September 2, 2025/CSL Research
- Investor sentiment in the domestic bourse was mixed in August 2025. While bearish pressures emerged, driven mainly by profit-taking, sector-specific positive news in the Insurance space provided some support to market sentiment.
- Market breadth remained positive, closing at 1.22x (Jul-25: 8.91x), with 62 gainers and 51 losers—compared to 98 gainers and 11 decliners in Jul-25. Subsequently, the NGX All-Share Index inched up by 31 basis points month-on-month (m/m) to close at 140,295.47 points (after hitting a year high of 146,570.69 points on 7-Aug-25), bringing the year-to-date (ytd) return to +36.31%.
- Trading activity was mixed.
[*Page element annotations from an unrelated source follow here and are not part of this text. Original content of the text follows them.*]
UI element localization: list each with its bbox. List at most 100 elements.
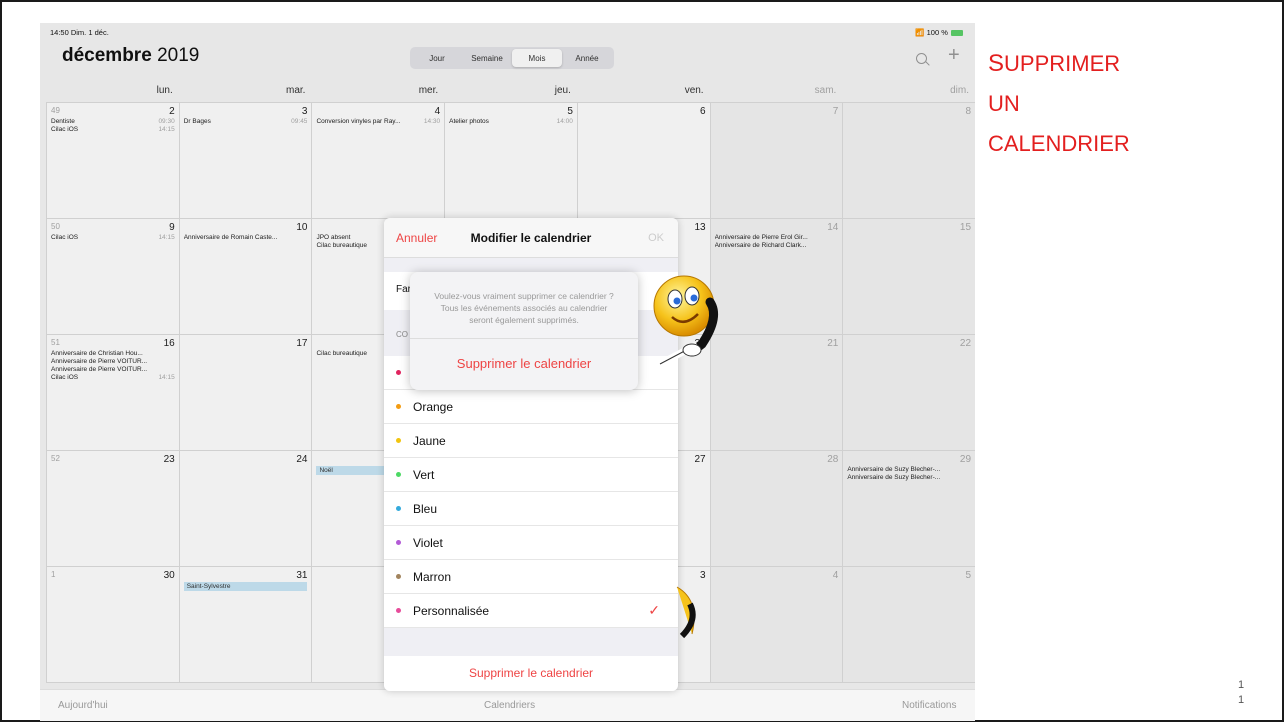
day-cell[interactable]: 50 9 Cilac iOS 14:15 bbox=[46, 219, 179, 334]
day-number: 3 bbox=[301, 106, 308, 117]
day-cell[interactable]: 15 bbox=[842, 219, 975, 334]
event-title: Cilac iOS bbox=[51, 374, 79, 381]
view-month-button[interactable]: Mois bbox=[512, 49, 562, 67]
event-title: Atelier photos bbox=[449, 118, 489, 125]
day-cell[interactable]: 17 bbox=[178, 335, 312, 450]
notifications-tab[interactable]: Notifications bbox=[902, 700, 956, 711]
event-title: Anniversaire de Pierre VOITUR... bbox=[51, 366, 148, 373]
event-title: Cilac iOS bbox=[51, 126, 79, 133]
add-event-icon[interactable]: + bbox=[948, 44, 960, 67]
calendar-event[interactable]: Cilac iOS 14:15 bbox=[51, 126, 175, 133]
weekday-label: mer. bbox=[418, 85, 439, 96]
confirm-delete-button[interactable]: Supprimer le calendrier bbox=[410, 339, 638, 390]
day-number: 8 bbox=[965, 106, 972, 117]
day-cell[interactable]: 5 Atelier photos 14:00 bbox=[444, 103, 577, 218]
day-cell[interactable]: 28 bbox=[709, 451, 843, 566]
calendar-event[interactable]: Anniversaire de Christian Hou... bbox=[51, 350, 175, 357]
day-cell[interactable]: 52 23 bbox=[46, 451, 179, 566]
calendar-event[interactable]: Anniversaire de Suzy Blecher-... bbox=[847, 474, 971, 481]
color-dot-icon bbox=[396, 472, 401, 477]
weekday-header: lun. mar. mer. jeu. ven. sam. dim. bbox=[46, 85, 975, 99]
week-number: 52 bbox=[51, 454, 60, 463]
calendar-event[interactable]: Anniversaire de Pierre VOITUR... bbox=[51, 366, 175, 373]
calendar-event[interactable]: Anniversaire de Suzy Blecher-... bbox=[847, 466, 971, 473]
calendar-event[interactable]: Dentiste 09:30 bbox=[51, 118, 175, 125]
color-option[interactable]: Vert bbox=[384, 458, 678, 492]
calendar-event[interactable]: Anniversaire de Richard Clark... bbox=[715, 242, 839, 249]
day-cell[interactable]: 51 16 Anniversaire de Christian Hou... Anni… bbox=[46, 335, 179, 450]
weekday-label: mar. bbox=[285, 85, 306, 96]
modal-header: Annuler Modifier le calendrier OK bbox=[384, 218, 678, 258]
today-tab[interactable]: Aujourd'hui bbox=[58, 700, 108, 711]
day-cell[interactable]: 4 Conversion vinyles par Ray... 14:30 bbox=[311, 103, 445, 218]
day-cell[interactable]: 7 bbox=[709, 103, 843, 218]
event-title: Anniversaire de Suzy Blecher-... bbox=[847, 466, 941, 473]
calendar-event[interactable]: Conversion vinyles par Ray... 14:30 bbox=[316, 118, 440, 125]
view-segmented-control[interactable]: Jour Semaine Mois Année bbox=[410, 47, 614, 69]
delete-calendar-button[interactable]: Supprimer le calendrier bbox=[384, 656, 678, 691]
day-number: 5 bbox=[965, 570, 972, 581]
color-list: Orange Jaune Vert Bleu Violet Marron Personnal… bbox=[384, 356, 678, 628]
view-day-button[interactable]: Jour bbox=[412, 49, 462, 67]
day-number: 6 bbox=[700, 106, 706, 117]
color-dot-icon bbox=[396, 370, 401, 375]
event-time: 09:45 bbox=[291, 118, 308, 125]
day-cell[interactable]: 3 Dr Bages 09:45 bbox=[178, 103, 312, 218]
title-line: CALENDRIER bbox=[988, 131, 1130, 156]
day-cell[interactable]: 8 bbox=[842, 103, 975, 218]
event-title: Anniversaire de Pierre VOITUR... bbox=[51, 358, 148, 365]
month-title: décembre 2019 bbox=[62, 45, 199, 67]
page-number: 1 1 bbox=[1238, 678, 1244, 708]
search-icon[interactable] bbox=[916, 53, 927, 64]
day-cell[interactable]: 31 Saint-Sylvestre bbox=[178, 567, 312, 682]
color-option[interactable]: Orange bbox=[384, 390, 678, 424]
calendar-event[interactable]: Cilac iOS 14:15 bbox=[51, 234, 175, 241]
status-time: 14:50 Dim. 1 déc. bbox=[50, 28, 109, 37]
day-cell[interactable]: 29 Anniversaire de Suzy Blecher-... Annive… bbox=[842, 451, 975, 566]
event-title: Anniversaire de Pierre Erol Gir... bbox=[714, 234, 808, 241]
calendar-event[interactable]: Cilac iOS 14:15 bbox=[51, 374, 175, 381]
day-number: 23 bbox=[163, 454, 175, 465]
color-dot-icon bbox=[396, 404, 401, 409]
title-line: SUPPRIMER bbox=[988, 50, 1121, 77]
day-cell[interactable]: 1 30 bbox=[46, 567, 179, 682]
day-number: 29 bbox=[959, 454, 972, 465]
color-option[interactable]: Bleu bbox=[384, 492, 678, 526]
day-number: 31 bbox=[296, 570, 308, 581]
color-label: Jaune bbox=[413, 433, 446, 448]
calendar-event[interactable]: Dr Bages 09:45 bbox=[184, 118, 308, 125]
color-option[interactable]: Jaune bbox=[384, 424, 678, 458]
calendar-event[interactable]: Anniversaire de Pierre Erol Gir... bbox=[715, 234, 839, 241]
day-cell[interactable]: 22 bbox=[842, 335, 975, 450]
day-cell[interactable]: 4 bbox=[709, 567, 843, 682]
calendar-event[interactable]: Anniversaire de Pierre VOITUR... bbox=[51, 358, 175, 365]
day-number: 22 bbox=[959, 338, 972, 349]
color-option[interactable]: Personnalisée ✓ bbox=[384, 594, 678, 628]
month-label: décembre bbox=[62, 45, 152, 66]
view-week-button[interactable]: Semaine bbox=[462, 49, 512, 67]
event-title: Cilac bureautique bbox=[316, 242, 368, 249]
day-number: 14 bbox=[827, 222, 839, 233]
day-cell[interactable]: 10 Anniversaire de Romain Caste... bbox=[178, 219, 312, 334]
calendar-event[interactable]: Anniversaire de Romain Caste... bbox=[184, 234, 308, 241]
color-label: Violet bbox=[413, 535, 443, 550]
weekday-label: dim. bbox=[950, 85, 970, 96]
calendar-event[interactable]: Saint-Sylvestre bbox=[183, 582, 308, 591]
color-option[interactable]: Marron bbox=[384, 560, 678, 594]
color-option[interactable]: Violet bbox=[384, 526, 678, 560]
view-year-button[interactable]: Année bbox=[562, 49, 612, 67]
day-cell[interactable]: 24 bbox=[178, 451, 312, 566]
slide: 14:50 Dim. 1 déc. 📶 100 % décembre 2019 … bbox=[0, 0, 1284, 722]
day-cell[interactable]: 6 bbox=[576, 103, 710, 218]
alert-message: Voulez-vous vraiment supprimer ce calend… bbox=[434, 291, 614, 325]
weekday-label: lun. bbox=[156, 85, 173, 96]
ok-button[interactable]: OK bbox=[648, 232, 664, 244]
calendar-event[interactable]: Atelier photos 14:00 bbox=[449, 118, 573, 125]
cancel-button[interactable]: Annuler bbox=[396, 231, 437, 245]
event-time: 14:30 bbox=[423, 118, 441, 125]
day-cell[interactable]: 5 bbox=[842, 567, 975, 682]
color-dot-icon bbox=[396, 608, 401, 613]
day-cell[interactable]: 49 2 Dentiste 09:30 Cilac iOS 14:15 bbox=[46, 103, 179, 218]
color-dot-icon bbox=[396, 540, 401, 545]
calendars-tab[interactable]: Calendriers bbox=[484, 700, 535, 711]
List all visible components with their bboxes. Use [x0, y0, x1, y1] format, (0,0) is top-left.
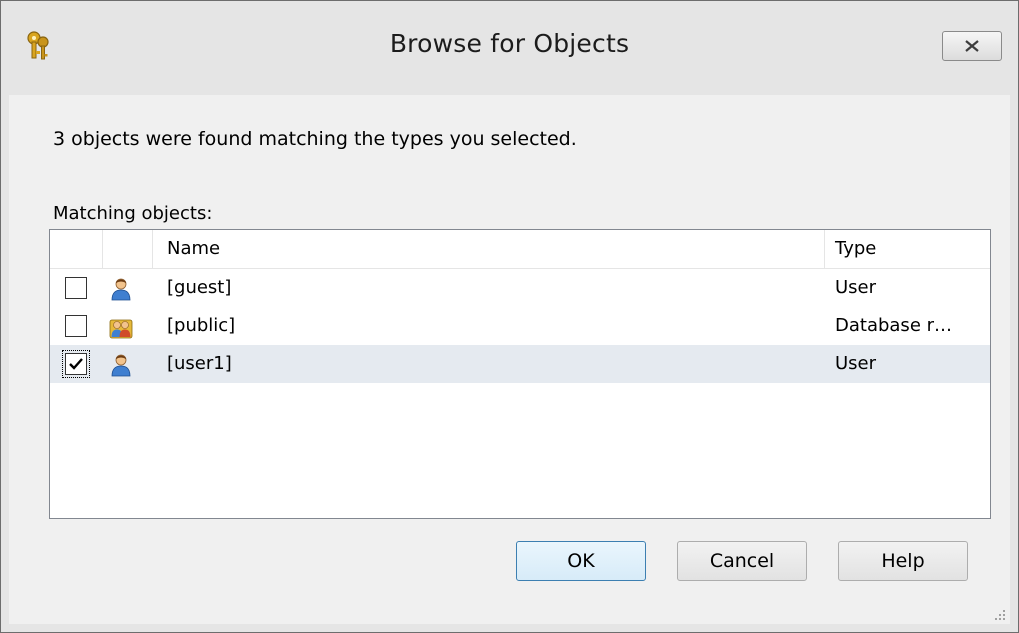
- user-icon: [109, 353, 133, 377]
- user-icon: [109, 277, 133, 301]
- list-row-public[interactable]: [public] Database r…: [50, 307, 990, 345]
- row-name: [public]: [167, 315, 236, 336]
- list-header: Name Type: [50, 230, 990, 269]
- dialog-body: 3 objects were found matching the types …: [9, 95, 1010, 624]
- matching-objects-list[interactable]: Name Type [guest] User [public] Database…: [49, 229, 991, 519]
- column-header-name[interactable]: Name: [167, 238, 220, 259]
- title-bar[interactable]: Browse for Objects: [1, 1, 1018, 95]
- close-icon: [965, 40, 979, 52]
- row-type: User: [835, 353, 877, 374]
- row-checkbox[interactable]: [65, 315, 87, 337]
- row-name: [guest]: [167, 277, 232, 298]
- result-summary: 3 objects were found matching the types …: [53, 128, 577, 150]
- row-name: [user1]: [167, 353, 232, 374]
- database-role-icon: [109, 315, 133, 339]
- window-title: Browse for Objects: [389, 29, 630, 58]
- column-header-type[interactable]: Type: [835, 238, 876, 259]
- resize-grip-icon[interactable]: [992, 606, 1006, 620]
- header-separator[interactable]: [102, 230, 103, 268]
- row-checkbox[interactable]: [65, 277, 87, 299]
- help-button[interactable]: Help: [838, 541, 968, 581]
- header-separator[interactable]: [824, 230, 825, 268]
- ok-button[interactable]: OK: [516, 541, 646, 581]
- matching-objects-label: Matching objects:: [53, 203, 213, 224]
- row-type: Database r…: [835, 315, 953, 336]
- list-row-guest[interactable]: [guest] User: [50, 269, 990, 307]
- row-checkbox[interactable]: [62, 350, 90, 378]
- checkmark-icon: [69, 358, 83, 370]
- list-row-user1[interactable]: [user1] User: [50, 345, 990, 383]
- header-separator[interactable]: [152, 230, 153, 268]
- close-button[interactable]: [942, 31, 1002, 61]
- browse-for-objects-dialog: Browse for Objects 3 objects were found …: [0, 0, 1019, 633]
- cancel-button[interactable]: Cancel: [677, 541, 807, 581]
- row-type: User: [835, 277, 877, 298]
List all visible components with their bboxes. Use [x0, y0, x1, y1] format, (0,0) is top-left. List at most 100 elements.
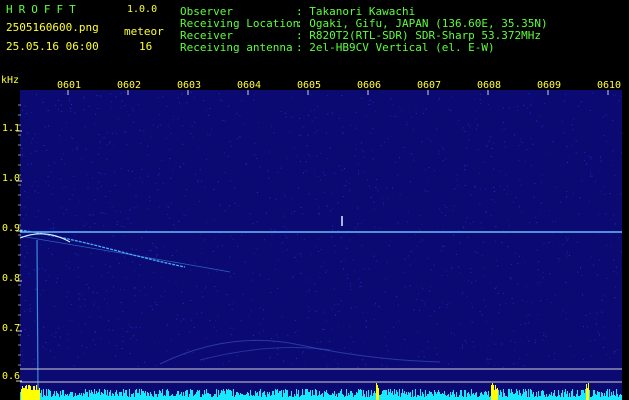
noise-dot — [114, 171, 116, 173]
meter-bar — [487, 395, 488, 400]
noise-dot — [428, 167, 430, 169]
meter-bar — [348, 393, 349, 400]
noise-dot — [121, 328, 123, 330]
noise-dot — [115, 258, 117, 260]
noise-dot — [507, 218, 508, 220]
noise-dot — [387, 197, 389, 199]
noise-dot — [461, 347, 463, 349]
noise-dot — [250, 310, 252, 312]
noise-dot — [491, 148, 493, 149]
noise-dot — [98, 181, 100, 183]
noise-dot — [270, 228, 272, 230]
noise-dot — [361, 97, 363, 99]
meter-bar — [518, 395, 519, 400]
noise-dot — [489, 282, 491, 284]
noise-dot — [422, 288, 424, 290]
noise-dot — [71, 149, 73, 151]
noise-dot — [162, 296, 164, 298]
meter-bar — [451, 395, 452, 400]
meter-bar — [139, 389, 140, 400]
meter-bar — [247, 392, 248, 400]
noise-dot — [57, 277, 58, 279]
noise-dot — [77, 293, 79, 295]
noise-dot — [480, 93, 482, 95]
noise-dot — [358, 173, 359, 175]
meter-bar — [315, 389, 316, 400]
noise-dot — [330, 328, 332, 330]
meter-bar — [456, 392, 457, 400]
noise-dot — [106, 144, 108, 146]
noise-dot — [217, 246, 219, 247]
noise-dot — [48, 219, 50, 220]
meter-bar — [303, 395, 304, 400]
meter-bar — [133, 393, 134, 400]
noise-dot — [62, 187, 63, 189]
noise-dot — [60, 104, 62, 106]
noise-dot — [612, 350, 614, 352]
noise-dot — [190, 132, 192, 134]
noise-dot — [146, 254, 148, 256]
noise-dot — [152, 308, 153, 310]
noise-dot — [166, 137, 167, 139]
noise-dot — [292, 345, 294, 347]
noise-dot — [24, 206, 26, 208]
meter-bar — [569, 393, 570, 400]
noise-dot — [468, 134, 470, 136]
noise-dot — [606, 244, 608, 246]
noise-dot — [139, 129, 141, 131]
noise-dot — [360, 282, 362, 283]
noise-dot — [326, 363, 328, 365]
meter-bar — [301, 395, 302, 400]
noise-dot — [361, 285, 362, 287]
noise-dot — [596, 312, 598, 314]
meter-bar — [61, 395, 62, 400]
noise-dot — [376, 260, 378, 262]
noise-dot — [494, 201, 496, 203]
meter-bar — [308, 392, 309, 400]
noise-dot — [395, 115, 397, 117]
noise-dot — [76, 147, 77, 149]
noise-dot — [37, 210, 39, 212]
noise-dot — [320, 266, 322, 268]
noise-dot — [610, 219, 612, 220]
noise-dot — [565, 237, 567, 239]
meter-bar — [239, 395, 240, 400]
meter-bar — [124, 393, 125, 400]
meter-bar — [384, 390, 385, 400]
noise-dot — [441, 275, 443, 276]
noise-dot — [269, 356, 271, 358]
noise-dot — [310, 94, 312, 96]
noise-dot — [487, 344, 489, 346]
noise-dot — [120, 302, 122, 303]
meter-bar — [533, 392, 534, 400]
noise-dot — [366, 115, 368, 116]
noise-dot — [407, 350, 409, 352]
noise-dot — [338, 165, 340, 167]
noise-dot — [513, 201, 514, 203]
meter-bar — [174, 396, 175, 400]
noise-dot — [503, 189, 505, 190]
noise-dot — [43, 97, 45, 99]
meter-bar — [401, 393, 402, 400]
noise-dot — [116, 223, 118, 225]
meter-bar — [540, 396, 541, 400]
noise-dot — [463, 165, 465, 167]
noise-dot — [208, 272, 210, 274]
meter-bar — [406, 392, 407, 400]
meter-bar — [231, 391, 232, 400]
noise-dot — [429, 290, 431, 292]
noise-dot — [258, 332, 260, 334]
meter-bar — [195, 394, 196, 400]
noise-dot — [410, 116, 412, 118]
meter-bar — [480, 393, 481, 400]
noise-dot — [613, 94, 615, 96]
noise-dot — [209, 319, 211, 321]
noise-dot — [162, 246, 164, 248]
noise-dot — [24, 310, 26, 312]
noise-dot — [305, 170, 307, 172]
noise-dot — [147, 145, 149, 147]
noise-dot — [290, 364, 292, 366]
noise-dot — [597, 274, 598, 276]
noise-dot — [322, 329, 323, 331]
noise-dot — [132, 261, 134, 263]
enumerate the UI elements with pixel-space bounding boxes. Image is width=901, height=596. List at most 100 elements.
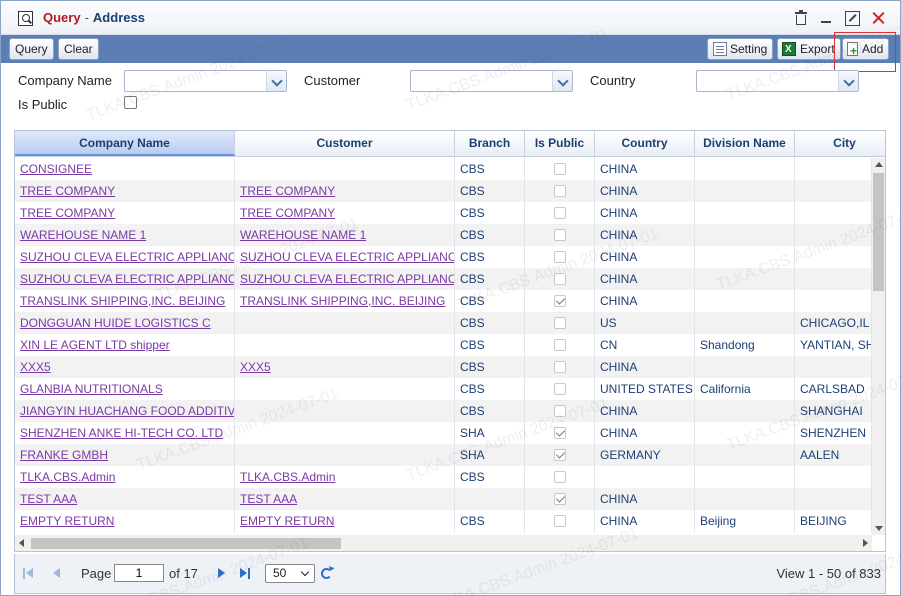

Average daily volume rose by 17.5% m/m to 1.13 billion units, while average daily value declined by 23.3% m/m to ₦18.44 billion. This reflected increased bias toward small and mid-cap stocks, particularly in the insurance sector.
- Aside from the regulatory announcement on the proposed recapitalisation of insurance companies—which triggered rallies in the sector—and a few corporate disclosures that lifted sentiment in select stocks, investor activity in August was largely dominated by profit-taking. This trend was further reinforced by the reversal in the downtrend of fixed-income yields, which restored the appeal of fixed-income instruments relative to what appeared to be an overheated equities market.
September 2025 market prospects
- As we enter September, we expect the market to retain a cautious yet opportunistic tone, reflecting the mixed performance in August. Profit-taking is likely to persist, particularly in stocks with strong year-to-date gains. However, we also anticipate renewed bargain hunting and selective buying, especially in counters where recent price corrections have created more attractive entry points.
- The banking sector is likely to remain in the spotlight. Banks offering clarity on issues around their exit of the forbearance regime are expected to attract attention, with investors positioning ahead of potential upside from improved regulatory visibility and earnings stability.
- Ongoing regulatory and policy developments—such as the proposed recapitalisation in the insurance sector—could drive sector-specific rallies, creating tactical opportunities for investors looking to capitalise on short-term momentum.
- On the downside, the rebound in fixed-income yields may continue to pressure equities, particularly among investors prioritising lower-risk, income-generating assets. Nonetheless, quality dividend-paying stocks with solid earnings outlooks are likely to remain competitive in attracting capital.